While fewer baby boomers applied for forbearance, as older homeowners are more likely to own their homes outright or are closer to paying off their mortgages, those who did were in much greater need. In fact, 20% of baby boomers said they needed forbearance to avoid missing their monthly payment.

Related resource Looking to refinance your mortgage? See today’s refinance rates.

Asking for help isn’t easy when you fall on hard times, and some homeowners may even feel embarrassed or guilty about it. Of those surveyed, 33.2% felt “a lot” of guilt about receiving forbearance, while 38.3% felt “a little” guilty. Generally, women were more likely to feel “not at all” guilty compared with men (43.8% versus 25.2%), while 70%  of baby boomers reported feeling no guilt, compared to 30% of millennials and 20.4% of Gen Xers.

Homeowners: ‘Do you feel guilty about receiving mortgage forbearance,’ broken down by gender and generation
Response Female Male Millennials Gen X Baby Boomers
A little 39.6% 37.4% 37.6% 38.9% 30.0%
A lot 16.7% 37.4% 32.5% 40.7% 0.0%
Not at all 43.8% 25.2% 29.9% 20.4% 70.0%

LendingTree commissioned Qualtrics to conduct an online survey of 1,305 homeowners.
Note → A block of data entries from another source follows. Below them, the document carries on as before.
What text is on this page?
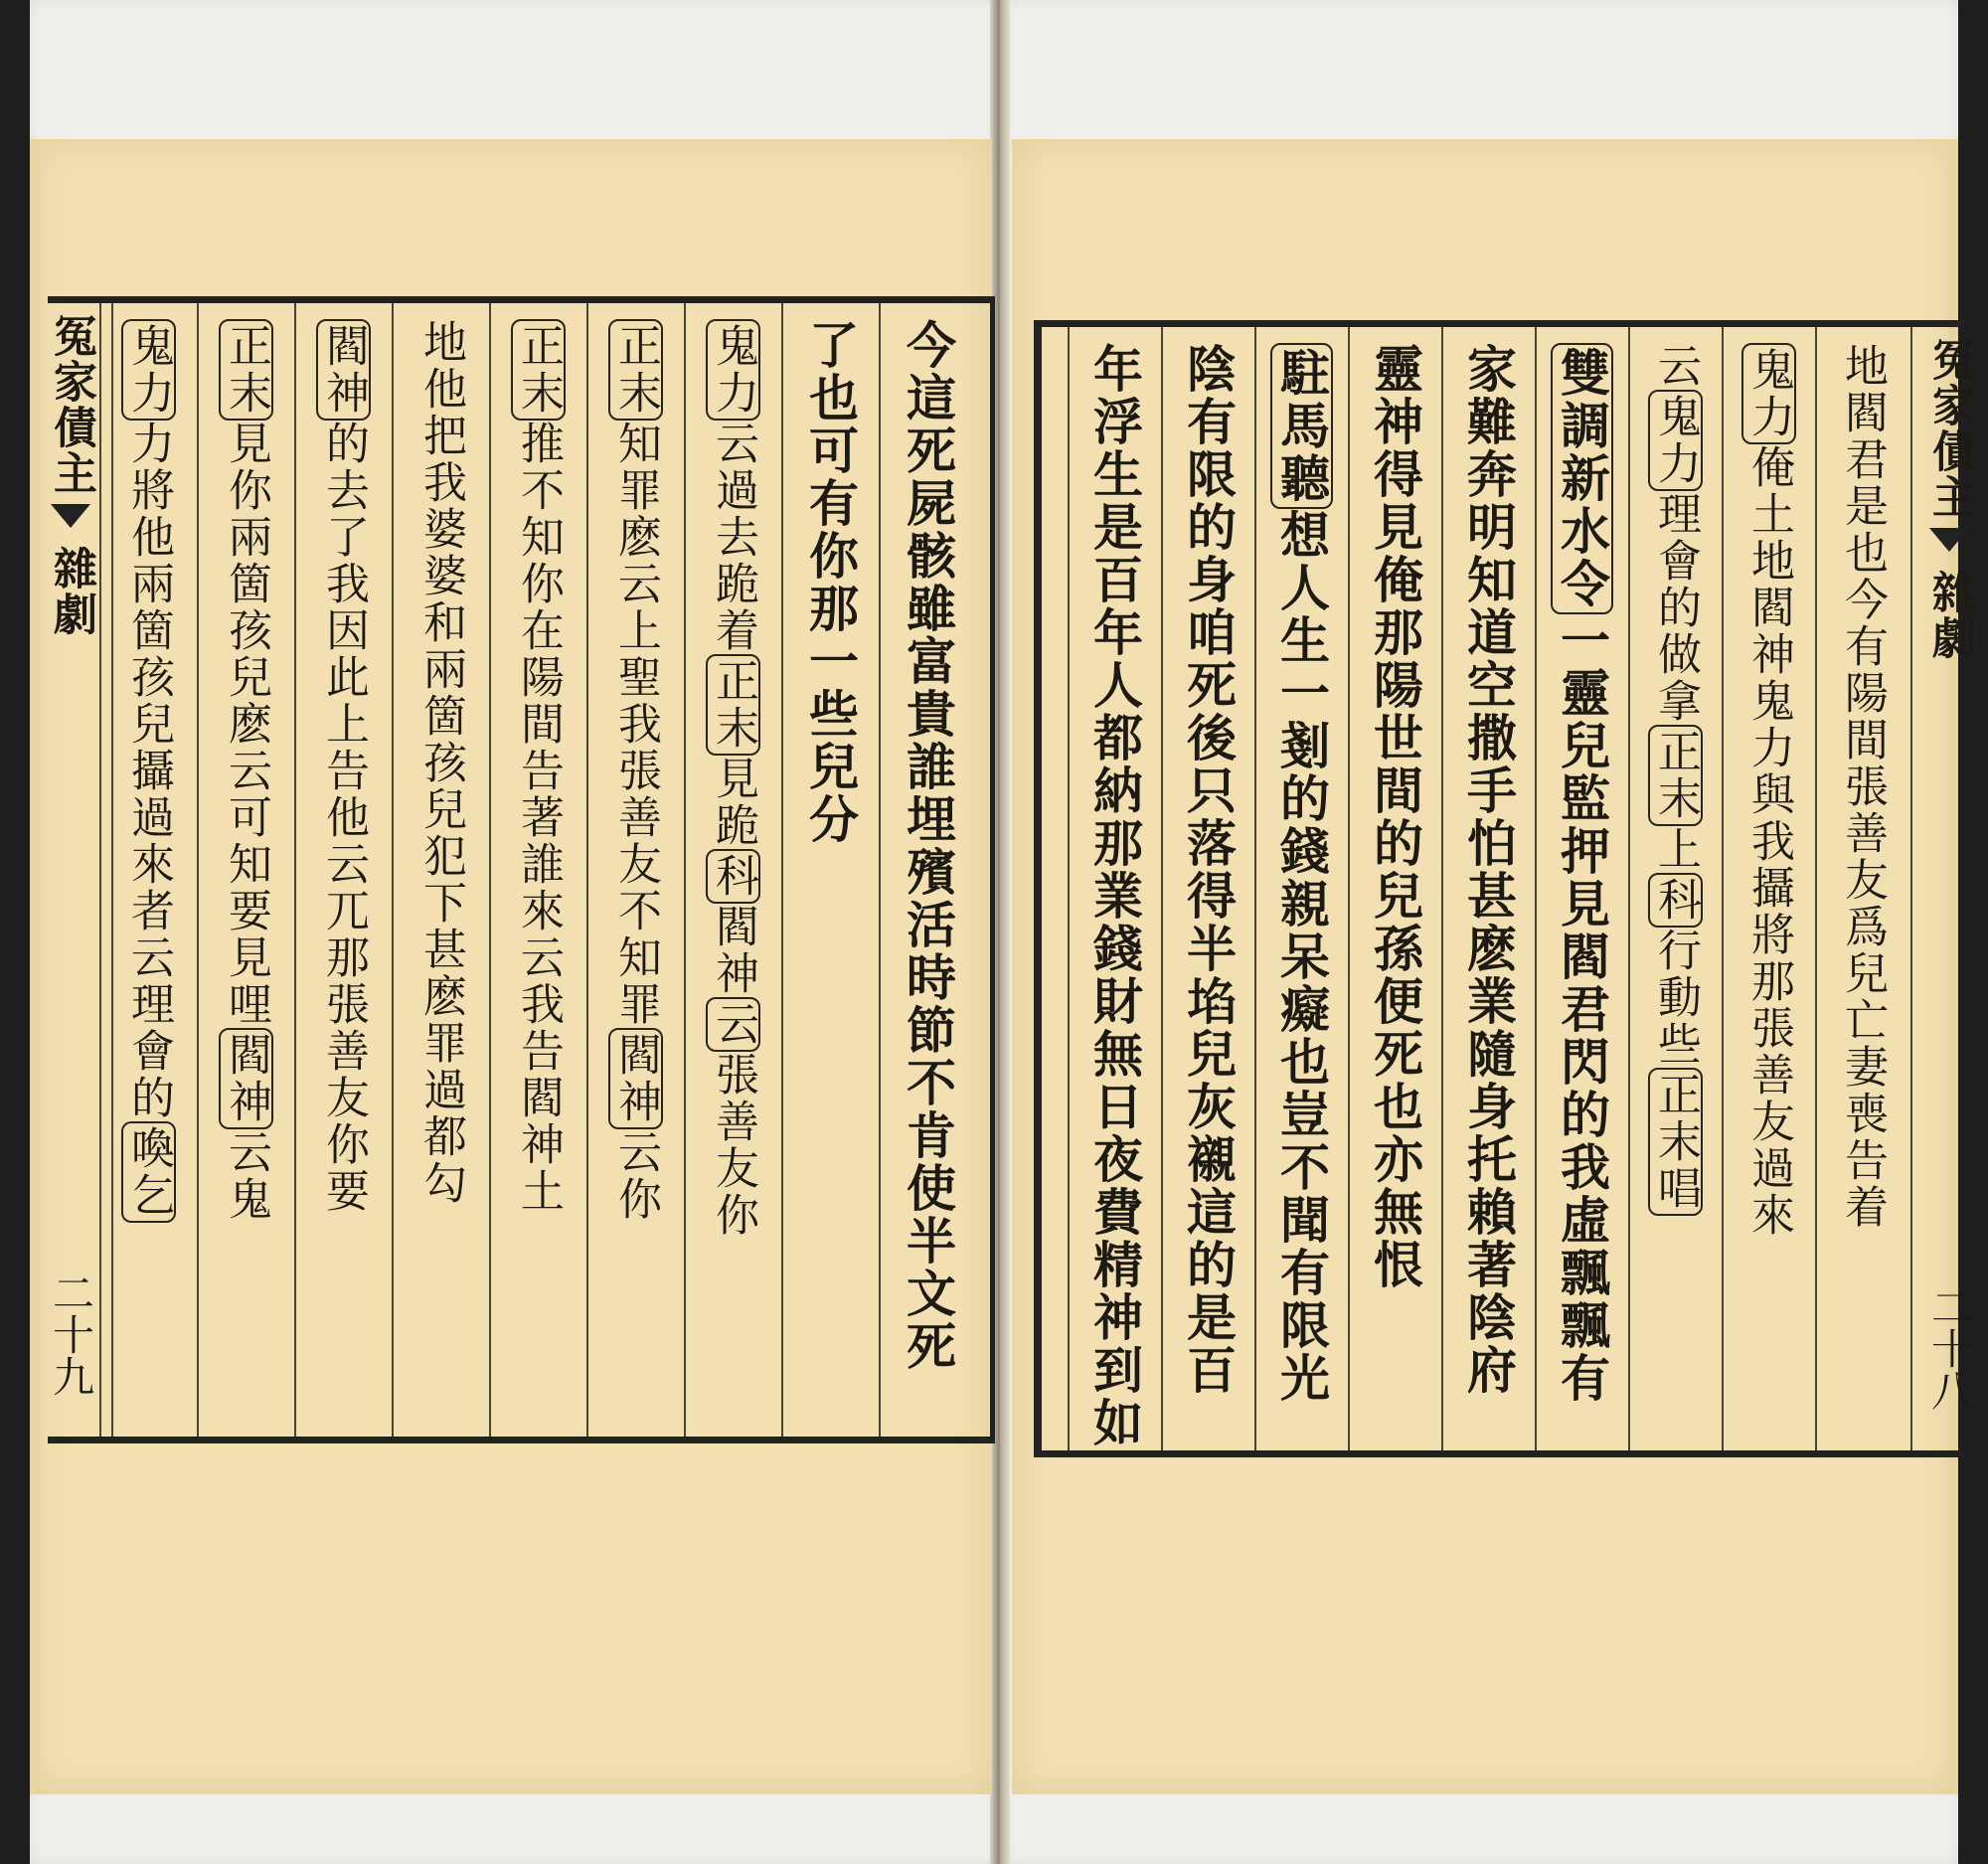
冤家債主
雜劇
二十九	今這死屍骸雖富貴誰埋殯活時節不肯使半文死
了也可有你那一些兒分
鬼力云過去跪着正末見跪科閻神云張善友你
正末知罪麽云上聖我張善友不知罪閻神云你
正末推不知你在陽間告著誰來云我告閻神土
地他把我婆婆和兩箇孩兒犯下甚麽罪過都勾
閻神的去了我因此上告他云兀那張善友你要
正末見你兩箇孩兒麽云可知要見哩閻神云鬼
鬼力力將他兩箇孩兒攝過來者云理會的喚乞
冤家債主
雜劇
二十八
地閻君是也今有陽間張善友爲兒亡妻喪告着
鬼力俺土地閻神鬼力與我攝將那張善友過來
云鬼力理會的做拿正末上科行動些正末唱
雙調新水令一靈兒監押見閻君閃的我虛飄飄有
家難奔明知道空撒手怕甚麽業隨身托賴著陰府
靈神得見俺那陽世間的兒孫便死也亦無恨
駐馬聽想人生一剗的錢親呆癡也豈不聞有限光
陰有限的身咱死後只落得半埳兒灰襯這的是百
年浮生是百年人都納那業錢財無日夜費精神到如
The survey was fielded April 28-May 1, 2020.
Generations are defined as the following age ranges in 2020:

• Millennials are aged 24 to 39
• Gen Xers are aged 40 to 54
• Baby boomers are aged 55 to 74

While LendingTree’s survey included homeowners who identified themselves as being from Generation Z and the silent generation, the sample sizes for both groups were so small that findings related to each group were not included in this study.

LendingTree research analyst Jacob Channel contributed to this study.